"Livable wage" scores victory, picks up steam

by Fred Gaboury

This article was reprinted from the June 22, 1996 issue of the People's Weekly World. For subscription information see below. All rights reserved - may be used with PWW credits.

JERSEY CITY, N.J. - On June 13 Jersey City joined the list of cities raising the minimum wage firms doing business with the city must pay their employees. Under provisions of a "living wage" ordinance adopted unanimously by the city council on June 13, contractors must pay employees at $7.50 per hour and set aside another dollar an hour for health and other benefits.

In testimony prior to passage of the measure, housing activist Lee Barile told the city council the living wage ordinance was "the beginning of the struggle to shift priorities away from profits over people to people before profits."

Barile said the minimum wage was the product of struggle and should reflect what it takes for "a worker and his/her family to live." The minimum "is not for all time, but changes with historical conditions," she told the council.

Jersey City now joins Baltimore in enacting a living wage ordinance, while the state legislatures of Vermont and Delaware raised the minimum wage earlier this year.

Living wage campaigns are underway or are planned in 20 cities and at least three states. Jerry Husgen, legislative and political director of Teamsters Joint Council 13 said he was confident that an initiative measure to raise the Missouri minimum to $6.25 an hour in 1997 and by 25 cents each year through 1999, will secure enough signatures to make the November ballot.

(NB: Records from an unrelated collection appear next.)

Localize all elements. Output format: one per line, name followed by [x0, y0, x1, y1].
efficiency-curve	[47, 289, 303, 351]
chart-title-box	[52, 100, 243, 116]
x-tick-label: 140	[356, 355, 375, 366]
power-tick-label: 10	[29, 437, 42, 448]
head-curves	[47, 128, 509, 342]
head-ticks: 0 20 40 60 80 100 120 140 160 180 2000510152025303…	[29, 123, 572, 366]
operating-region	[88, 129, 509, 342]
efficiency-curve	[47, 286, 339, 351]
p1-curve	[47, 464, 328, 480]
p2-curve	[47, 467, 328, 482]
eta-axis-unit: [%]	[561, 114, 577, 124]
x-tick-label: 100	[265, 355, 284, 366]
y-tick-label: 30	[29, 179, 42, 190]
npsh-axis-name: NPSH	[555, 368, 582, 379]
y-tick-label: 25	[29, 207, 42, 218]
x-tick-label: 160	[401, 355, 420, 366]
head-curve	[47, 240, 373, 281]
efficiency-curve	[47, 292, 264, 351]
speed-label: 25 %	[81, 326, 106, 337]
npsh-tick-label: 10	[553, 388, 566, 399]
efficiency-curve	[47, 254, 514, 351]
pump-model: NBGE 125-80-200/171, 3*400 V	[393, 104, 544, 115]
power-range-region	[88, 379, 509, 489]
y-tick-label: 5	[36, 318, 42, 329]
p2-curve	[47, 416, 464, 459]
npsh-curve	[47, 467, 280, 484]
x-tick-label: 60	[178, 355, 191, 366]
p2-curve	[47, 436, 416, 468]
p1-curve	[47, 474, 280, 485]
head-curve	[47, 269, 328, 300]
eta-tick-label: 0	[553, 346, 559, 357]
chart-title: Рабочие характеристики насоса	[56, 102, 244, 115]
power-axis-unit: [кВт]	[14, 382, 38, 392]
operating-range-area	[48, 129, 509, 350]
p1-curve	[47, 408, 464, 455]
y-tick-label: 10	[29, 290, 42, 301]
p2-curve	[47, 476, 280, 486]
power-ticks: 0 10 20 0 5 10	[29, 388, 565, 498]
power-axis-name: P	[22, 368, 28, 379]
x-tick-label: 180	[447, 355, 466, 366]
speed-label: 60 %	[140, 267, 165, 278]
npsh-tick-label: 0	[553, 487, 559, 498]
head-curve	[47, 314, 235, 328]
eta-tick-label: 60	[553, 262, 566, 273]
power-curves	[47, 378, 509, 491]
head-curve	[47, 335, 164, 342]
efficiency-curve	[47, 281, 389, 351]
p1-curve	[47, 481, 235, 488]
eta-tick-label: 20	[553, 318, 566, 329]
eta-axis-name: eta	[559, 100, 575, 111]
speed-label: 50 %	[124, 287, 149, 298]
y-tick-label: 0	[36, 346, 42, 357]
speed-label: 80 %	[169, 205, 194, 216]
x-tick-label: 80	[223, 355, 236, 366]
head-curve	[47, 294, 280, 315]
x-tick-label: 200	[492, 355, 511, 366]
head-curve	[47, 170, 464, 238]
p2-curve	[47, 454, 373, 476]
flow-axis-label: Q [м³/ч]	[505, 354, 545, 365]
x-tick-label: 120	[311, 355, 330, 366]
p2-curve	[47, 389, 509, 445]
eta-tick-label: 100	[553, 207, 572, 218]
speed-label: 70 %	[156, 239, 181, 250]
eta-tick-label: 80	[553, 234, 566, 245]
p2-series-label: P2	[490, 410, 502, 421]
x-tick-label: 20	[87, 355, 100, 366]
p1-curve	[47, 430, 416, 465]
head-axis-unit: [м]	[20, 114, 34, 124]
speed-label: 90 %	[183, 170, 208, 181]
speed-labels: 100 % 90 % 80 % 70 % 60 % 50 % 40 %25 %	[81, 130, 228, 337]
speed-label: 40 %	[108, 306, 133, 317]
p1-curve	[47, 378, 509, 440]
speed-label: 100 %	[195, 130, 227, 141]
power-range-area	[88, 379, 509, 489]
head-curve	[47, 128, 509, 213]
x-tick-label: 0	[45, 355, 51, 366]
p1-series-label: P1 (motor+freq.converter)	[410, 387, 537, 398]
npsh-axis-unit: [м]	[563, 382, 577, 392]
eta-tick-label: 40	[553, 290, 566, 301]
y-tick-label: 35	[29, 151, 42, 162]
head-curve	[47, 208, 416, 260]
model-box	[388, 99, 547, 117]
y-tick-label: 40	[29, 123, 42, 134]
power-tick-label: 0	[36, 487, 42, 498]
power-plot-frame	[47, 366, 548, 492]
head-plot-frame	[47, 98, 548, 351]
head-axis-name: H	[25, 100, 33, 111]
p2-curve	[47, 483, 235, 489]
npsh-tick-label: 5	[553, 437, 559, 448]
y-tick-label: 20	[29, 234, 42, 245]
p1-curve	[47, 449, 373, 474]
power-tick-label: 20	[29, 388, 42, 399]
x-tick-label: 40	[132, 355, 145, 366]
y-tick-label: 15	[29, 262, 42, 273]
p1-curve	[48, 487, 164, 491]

"We plan on collecting 120,000 signatures in order to guarantee the needed 85,000 by July 5," he told the World in a telephone interview. Husgen said the situation was "made more difficult" by the requirement that at least 8,500 valid signatures had to be collected in each of at least six congressional districts."But we'll make it," he added, "we've begun attracting attention lately."

Husgen said some of the attention had come from Allied Industries, a business organization in St. Louis. "They're telling people that Council 13 is bankrolling the effort - that we put $10,000 into the campaign. That's not true," he said, indignantly. "It's $20,000. Make sure you quote me correctly!"

Like others interviewed by the World, Husgen says the campaign for a livable wage "dovetails with the AFL-CIO's "America Needs a Raise" campaign and is a "component of the fight to break the right-wing stranglehold on Congress.

In Montana, collecting the required 21,000 signatures on the initiative measure to raise the state minimum wage 50 cents a year through the year 2000 is no longer a problem for Don Judge. "We've already got them and the deadline is July 15," Judge, executive-secretary of the Montana State AFL-CIO, said.

Judge said he expects the vote on the initiative to impact on the careers of a number of members of the state legislature. "An increase in the minimum wage was defeated twice in the legislature and polls show that 75 percent of Montanans support an increase - so yes, I expect some tie-in between the two." he told the World.

The most ambitious effort - an initiative measure to raise the minimum wage to $5.00 an hour in 1987 and $5.75 in 1988 - is in California. There the State Labor Federation is heading up a coalition that turned in 775,000 signatures in April, nearly double the needed 438,000 valid signatures.

Deanna Mason, manager of the Livable Wage Coalition office in northern California, and a veteran of initiative campaigns said she had never seen people "line up to sign petitions like they did with this one."

Minimum wage/Living wage campaigns fall into two categories: State-wide efforts to raise the minimum wage for all workers as in California and local campaigns to establish a minimum for contractors doing business with local government as in Jersey City, Baltimore, Milwaukee and a number of other cities. In many instances - the three cities mentioned, for example - local living wage efforts have been been "legislative campaigns," i.e., forcing city councils or county commissions to pass ordinances.

In other cities - Albuquerque, Denver and Houston and the states mentioned above - the issue is being taken directly to the people by use of ballot initiatives to put the measure on the November ballot.

The Rainbow Coalition lists several arguments for the initiative approach to winning the battle for a living wage obstacles: 1) It is popular. 2) It bypasses legislative and increases overall political pressure on a key issue. 3) Ballot measures on progressive economic issues can "re-connect" with working class voters, increase voter turnout on "our side" and redefine the political landscape.